The ablation study is central to the paper’s argument. Removing understanding-driven training reduces scores to 53.4 on Emotion, 35.4 on Age, 41.0 on Gender, 52.9 on Event, and 63.1 on Multi. Removing Dual Think yields 54.5, 42.3, 61.3, 61.1, and 56.4. Removing both understanding-driven training and Dual Think reduces performance further to 51.6, 40.3, 39.1, 10.4, and 54.2 (Geng et al., 13 Aug 2025). The drop from 87.1 to 10.4 on Event when both components are removed is the clearest indication that empathy performance is tied to transferred speech understanding and explicit reasoning rather than dialogue generation alone.

The think-token analysis reinforces that interpretation. The PP0 variant achieves ASR 2.80, Age 84.1, Gender 98.6, Emotion 79.0, and Sound 80.2, showing that substantial understanding competence is retained inside the dialogue model through the think representation (Geng et al., 13 Aug 2025).

7. Limitations and significance

The paper identifies two main limitations. First, dynamic paralinguistic scenarios remain underexplored, including emotion transitions such as sadness to joy and multi-speaker interactions with diverse genders and ages. Second, the automatic scoring framework is imperfect because of inaccurate emotional label extraction and difficulty handling LLM hallucinations in scoring (Geng et al., 13 Aug 2025). The authors therefore present refinement of automated scoring and more complex conversational scenarios as future work.

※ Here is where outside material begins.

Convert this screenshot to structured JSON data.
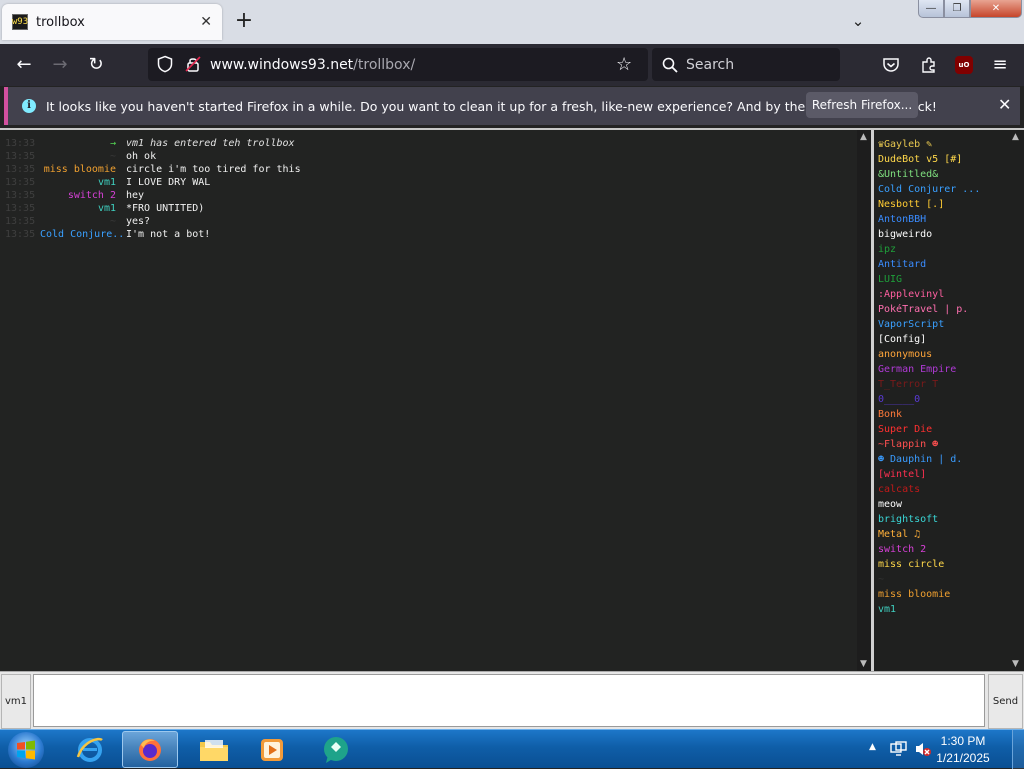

OSUM-EChat’s significance lies less in proposing a larger backbone than in reorganizing the training problem. Its claim is that empathetic spoken dialogue can be improved by transferring structured speech understanding into generation, rather than relying solely on very large end-to-end dialogue corpora (Geng et al., 13 Aug 2025). A plausible implication is that its main contribution is methodological: it reframes empathy as a problem of jointly modeling lexical content and explicitly supervised paralinguistic understanding within a native speech-to-speech architecture.

In that sense, OSUM-EChat stands at the intersection of the OSUM speech-understanding program and earlier emotion-sensitive spoken dialogue systems such as E-chat, but pushes the field toward fully end-to-end spoken empathy with dedicated data and evaluation resources (Geng et al., 23 Jan 2025, Xue et al., 2023).